Les épices ont, de tout temps et sous toutes les latitudes, joint l’utile à l’agréable. Elles sont souvent utiles pour la conservation des aliments, grâce à leurs propriétés antimicrobiennes, notamment dans les zones tropicales où elles ont toujours été largement employées. Elles sont aussi bénéfiques pour la santé du fait de la polyvalence de leurs effets sur ladite santé et de leurs pouvoirs antioxydants, anti-inflammatoires, voire anti-cancer pour certaines. De plus, elles ont, pour qui sait les manier et les marier, l’art d’exalter les mets, d’en diversifier à l’infini les saveurs, tout en prévenant ou en permettant d’accompagner nombre de pathologies. On retrouve l’usage des épices dans toutes les civilisations, à la façon d’une médecine du quotidien, pour une cuisine à la fois savoureuse, subtile et vertueuse.
Les épices au coeur des médecines traditionnelles
Les aliments apportent bien entendu leur lot de nutriments (protéines, vitamines, minéraux, etc.), mais l’essentiel n’est pas là. Les épices ont en plus, telles des substances alchimiques et selon diverses traditions et médecines anciennes, comme les diététiques traditionnelles chinoise et ayurvédique, une dimension énergétique. Les aliments sont, pour les Chinois, classées par nature (chaud, froid, neutre) et par saveur (amer, salé, acide, doux, piquant), et les épices sont le plus souvent classées comme chaudes et piquantes. Pour cette raison, elles sont considérées comme stimulantes de l’énergie vitale, ou Qi, et des différents métabolismes. Elles sont aussi favorables au démarrage du feu digestif, autrement dit à une bonne digestion, et capables de réchauffer un organisme victime d’un « Vent Froid » (qu’on Occident on qualifierait de coup de froid) et de prévenir les maladies hivernales. Du point de vue ayurvédique, et dans la cuisine indienne en particulier, les épices ont une place centrale et sont adaptées à chaque constitution, ou dosha. Elles tendent, en outre, à imprégner les préparations culinaires de leur qualité énergétique et médicinale et ont pour cette raison un intérêt plus vaste que strictement nutritionnel.

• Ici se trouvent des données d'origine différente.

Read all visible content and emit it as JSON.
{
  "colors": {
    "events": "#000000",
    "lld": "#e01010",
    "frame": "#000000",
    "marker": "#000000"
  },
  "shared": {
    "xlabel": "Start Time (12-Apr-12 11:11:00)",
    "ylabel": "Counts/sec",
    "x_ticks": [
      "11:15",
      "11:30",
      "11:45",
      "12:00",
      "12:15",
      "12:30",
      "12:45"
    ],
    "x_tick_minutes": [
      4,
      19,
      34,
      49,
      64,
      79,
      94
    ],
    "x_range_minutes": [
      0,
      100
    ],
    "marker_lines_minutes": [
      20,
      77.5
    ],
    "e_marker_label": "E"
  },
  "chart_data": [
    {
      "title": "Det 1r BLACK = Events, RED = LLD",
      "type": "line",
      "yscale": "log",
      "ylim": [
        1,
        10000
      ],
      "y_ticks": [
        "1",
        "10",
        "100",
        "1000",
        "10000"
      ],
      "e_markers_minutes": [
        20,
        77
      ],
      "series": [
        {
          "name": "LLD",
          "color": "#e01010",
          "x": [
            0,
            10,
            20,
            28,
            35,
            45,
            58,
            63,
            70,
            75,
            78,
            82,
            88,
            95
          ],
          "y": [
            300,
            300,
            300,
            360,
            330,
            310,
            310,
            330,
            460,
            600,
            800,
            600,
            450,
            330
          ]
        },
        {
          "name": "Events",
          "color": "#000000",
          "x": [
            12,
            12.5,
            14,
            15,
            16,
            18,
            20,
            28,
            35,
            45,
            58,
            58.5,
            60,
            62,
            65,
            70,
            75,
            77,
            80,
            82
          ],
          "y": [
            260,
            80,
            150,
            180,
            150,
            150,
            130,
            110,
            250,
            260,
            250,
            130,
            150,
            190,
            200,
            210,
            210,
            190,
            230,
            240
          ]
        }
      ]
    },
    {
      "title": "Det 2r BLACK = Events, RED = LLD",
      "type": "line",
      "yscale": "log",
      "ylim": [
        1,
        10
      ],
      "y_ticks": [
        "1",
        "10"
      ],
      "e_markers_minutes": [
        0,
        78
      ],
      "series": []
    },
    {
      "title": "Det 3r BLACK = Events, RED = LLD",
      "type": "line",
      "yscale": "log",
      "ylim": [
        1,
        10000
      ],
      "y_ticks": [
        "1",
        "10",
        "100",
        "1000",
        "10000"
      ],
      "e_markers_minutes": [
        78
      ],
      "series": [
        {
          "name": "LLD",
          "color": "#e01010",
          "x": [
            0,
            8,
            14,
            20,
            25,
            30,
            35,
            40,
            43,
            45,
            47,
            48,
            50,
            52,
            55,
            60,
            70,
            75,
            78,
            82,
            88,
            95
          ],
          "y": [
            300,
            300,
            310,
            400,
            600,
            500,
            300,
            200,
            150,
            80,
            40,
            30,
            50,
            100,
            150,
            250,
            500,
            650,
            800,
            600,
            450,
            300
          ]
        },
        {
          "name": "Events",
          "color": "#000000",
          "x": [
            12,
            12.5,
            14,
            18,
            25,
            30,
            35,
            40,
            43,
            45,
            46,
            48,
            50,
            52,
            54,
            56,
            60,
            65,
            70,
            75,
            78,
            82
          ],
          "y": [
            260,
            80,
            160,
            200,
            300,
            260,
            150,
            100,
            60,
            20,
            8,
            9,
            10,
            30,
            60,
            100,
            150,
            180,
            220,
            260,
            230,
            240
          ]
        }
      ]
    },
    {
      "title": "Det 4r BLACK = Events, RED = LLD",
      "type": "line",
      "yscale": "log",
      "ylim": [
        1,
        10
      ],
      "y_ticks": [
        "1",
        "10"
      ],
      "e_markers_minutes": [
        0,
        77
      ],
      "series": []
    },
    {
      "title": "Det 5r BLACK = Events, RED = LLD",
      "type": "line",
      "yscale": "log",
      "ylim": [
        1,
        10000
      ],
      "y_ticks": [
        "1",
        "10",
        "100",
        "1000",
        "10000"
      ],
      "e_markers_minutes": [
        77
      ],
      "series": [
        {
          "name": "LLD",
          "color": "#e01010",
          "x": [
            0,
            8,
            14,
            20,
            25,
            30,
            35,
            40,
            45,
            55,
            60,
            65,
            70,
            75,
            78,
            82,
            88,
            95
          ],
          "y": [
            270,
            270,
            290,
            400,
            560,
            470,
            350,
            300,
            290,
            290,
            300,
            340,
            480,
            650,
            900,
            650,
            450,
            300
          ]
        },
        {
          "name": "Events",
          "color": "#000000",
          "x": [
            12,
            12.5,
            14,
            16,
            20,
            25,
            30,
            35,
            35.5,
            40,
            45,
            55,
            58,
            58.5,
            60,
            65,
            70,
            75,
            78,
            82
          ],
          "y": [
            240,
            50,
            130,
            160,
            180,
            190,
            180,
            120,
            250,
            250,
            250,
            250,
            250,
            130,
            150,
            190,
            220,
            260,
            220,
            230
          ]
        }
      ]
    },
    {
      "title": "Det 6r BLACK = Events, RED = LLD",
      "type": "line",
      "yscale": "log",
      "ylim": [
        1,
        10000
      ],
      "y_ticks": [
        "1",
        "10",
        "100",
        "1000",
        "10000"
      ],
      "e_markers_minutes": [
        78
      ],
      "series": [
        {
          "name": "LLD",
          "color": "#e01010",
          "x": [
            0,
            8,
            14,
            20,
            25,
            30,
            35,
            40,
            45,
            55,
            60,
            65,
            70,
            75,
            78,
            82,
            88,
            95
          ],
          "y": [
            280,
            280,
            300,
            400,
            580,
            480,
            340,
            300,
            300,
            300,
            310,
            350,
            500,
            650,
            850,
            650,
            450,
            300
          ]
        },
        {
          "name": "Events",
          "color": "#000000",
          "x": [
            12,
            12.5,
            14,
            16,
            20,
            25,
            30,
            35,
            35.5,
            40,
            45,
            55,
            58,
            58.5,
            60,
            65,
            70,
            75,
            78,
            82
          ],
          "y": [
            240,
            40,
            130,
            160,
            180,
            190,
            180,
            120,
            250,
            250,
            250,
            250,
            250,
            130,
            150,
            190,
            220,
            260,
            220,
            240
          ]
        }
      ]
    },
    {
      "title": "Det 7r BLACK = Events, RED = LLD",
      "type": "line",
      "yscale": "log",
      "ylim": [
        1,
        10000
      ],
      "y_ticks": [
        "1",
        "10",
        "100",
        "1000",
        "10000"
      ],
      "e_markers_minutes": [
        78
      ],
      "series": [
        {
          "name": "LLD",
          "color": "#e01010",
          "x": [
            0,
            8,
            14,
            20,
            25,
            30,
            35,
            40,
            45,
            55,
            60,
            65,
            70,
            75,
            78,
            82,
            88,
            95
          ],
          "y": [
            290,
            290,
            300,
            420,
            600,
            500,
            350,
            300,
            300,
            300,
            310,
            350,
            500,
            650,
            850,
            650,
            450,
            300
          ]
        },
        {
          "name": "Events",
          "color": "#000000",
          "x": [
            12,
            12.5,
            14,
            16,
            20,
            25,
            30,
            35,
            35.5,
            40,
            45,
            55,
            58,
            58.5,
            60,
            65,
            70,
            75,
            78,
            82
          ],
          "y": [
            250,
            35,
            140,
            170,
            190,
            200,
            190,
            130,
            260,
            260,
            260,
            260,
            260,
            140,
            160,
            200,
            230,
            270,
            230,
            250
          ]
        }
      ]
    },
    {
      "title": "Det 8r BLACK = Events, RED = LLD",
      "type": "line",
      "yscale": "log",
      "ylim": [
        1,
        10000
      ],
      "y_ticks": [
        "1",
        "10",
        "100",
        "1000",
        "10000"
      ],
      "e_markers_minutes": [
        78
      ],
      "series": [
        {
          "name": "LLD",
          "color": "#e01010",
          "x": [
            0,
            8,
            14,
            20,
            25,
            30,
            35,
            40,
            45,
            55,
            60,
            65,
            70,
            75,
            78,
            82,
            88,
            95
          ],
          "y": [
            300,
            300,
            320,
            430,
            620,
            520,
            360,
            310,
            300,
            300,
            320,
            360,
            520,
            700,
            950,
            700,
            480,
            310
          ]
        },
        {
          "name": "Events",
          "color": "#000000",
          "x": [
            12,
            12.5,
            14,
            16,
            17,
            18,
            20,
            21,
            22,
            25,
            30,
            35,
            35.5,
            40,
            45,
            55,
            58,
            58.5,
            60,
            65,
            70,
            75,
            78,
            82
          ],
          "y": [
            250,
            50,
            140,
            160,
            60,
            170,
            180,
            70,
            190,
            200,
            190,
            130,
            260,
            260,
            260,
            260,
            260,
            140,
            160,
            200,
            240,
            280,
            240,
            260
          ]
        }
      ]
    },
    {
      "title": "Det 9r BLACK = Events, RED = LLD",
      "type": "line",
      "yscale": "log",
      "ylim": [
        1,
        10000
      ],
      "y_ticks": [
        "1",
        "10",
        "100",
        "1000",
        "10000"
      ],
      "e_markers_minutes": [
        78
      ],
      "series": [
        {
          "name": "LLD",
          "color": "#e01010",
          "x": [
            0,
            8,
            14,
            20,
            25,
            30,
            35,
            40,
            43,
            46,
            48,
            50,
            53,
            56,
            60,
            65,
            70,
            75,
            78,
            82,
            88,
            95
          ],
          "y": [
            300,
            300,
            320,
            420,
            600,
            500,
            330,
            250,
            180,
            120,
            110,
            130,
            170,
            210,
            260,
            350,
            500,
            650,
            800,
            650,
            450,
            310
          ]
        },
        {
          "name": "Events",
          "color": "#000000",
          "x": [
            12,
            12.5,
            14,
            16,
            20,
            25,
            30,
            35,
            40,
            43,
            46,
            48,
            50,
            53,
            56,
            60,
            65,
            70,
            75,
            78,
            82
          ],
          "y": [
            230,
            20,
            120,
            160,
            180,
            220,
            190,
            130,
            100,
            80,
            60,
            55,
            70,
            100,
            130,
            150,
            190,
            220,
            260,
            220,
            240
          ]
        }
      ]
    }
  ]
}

Une richesse moléculaire incomparable
Les épices ont également, pour la plupart, un indice ORAC (capacités antioxydantes) et un indice PRAL (potentiel alcalinisant) des plus intéressants. En plus de présenter une grande variété de substances aromatiques, les épices sont riches en composés phytochimiques (polyphénols, terpénoïdes, anthocyanines, tanins, huiles essentielles, etc.) aux vertus anti-inflammatoires, anti-infectieuses et antioxydantes, capables de prévenir diverses maladies, notamment les maladies chroniques et cardiovasculaires.
Aussi les épices sont-elles plus intéressantes consommées en synergie, sous la forme de mélanges. Hormis les divers poivres et piments, dont la consommation excessive peut poser des problèmes digestifs, toutes les épices ou presque gagnent à être consommées quotidiennement, en les variant régulièrement.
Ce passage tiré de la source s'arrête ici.